Arnold leans in for the right reason as a supreme authority calling on the best in himself. All classes must follow it, otherwise anarchy will prevail, and they will do what they like to do. In education, he wants to prevail the best of himself because he was in danger. He is of opinion that when one man’s particular kind of taste for bathos tyrannizes another man’s, consequently the right reason or the better self must fail to rule in education. He insists on the right reason that is the authority in matters of education. The state of affairs in education arises from the lack of intellectual flexibilities in pedagogues who are neglecting the better self or right reason and are trying to appeal to the genius taste for bathos; and tearing it down to its natural functioning and its infinite variety of experiments.
Arnold wants to bring about reform in education by shifting the management of public schools from his former board of trustees to the state.

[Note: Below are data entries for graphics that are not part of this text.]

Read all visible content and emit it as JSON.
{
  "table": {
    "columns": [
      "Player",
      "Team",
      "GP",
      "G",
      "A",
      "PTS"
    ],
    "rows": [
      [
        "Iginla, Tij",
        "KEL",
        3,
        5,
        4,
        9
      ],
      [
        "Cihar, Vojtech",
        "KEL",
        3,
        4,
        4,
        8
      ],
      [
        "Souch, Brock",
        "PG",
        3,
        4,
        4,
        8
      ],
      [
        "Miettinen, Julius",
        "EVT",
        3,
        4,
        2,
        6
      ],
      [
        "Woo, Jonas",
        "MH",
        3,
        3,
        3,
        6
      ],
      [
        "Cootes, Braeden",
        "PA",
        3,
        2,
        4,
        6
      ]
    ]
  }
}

Like politics, in education the danger lies in uncontrolled and unguided individual action. All actions must be controlled by the true reason or the best self of the individual. It is the opinion of some people that the state cannot interfere in the affairs of education. The men of the liberal party believe in freedom, the individual freedom to do what one wants and affirm that the interference of the state in education is a violation of personal freedom. Arnold says that such an ideal personal freedom still has an indefinite distance.
The mission of Arnold’s culture is that each individual must act for himself and must be perfect. The chosen people or classes must be dedicated to the pursuit of perfection, and he seems to agree with Humboldth, the German philosopher, in the case of the pursuit of perfection. The culture will make them perfect on their own basis. So, it is essential that man should try to search for human perfection by instituting the best self or real reason for him; culture, in the end, would find its public reason.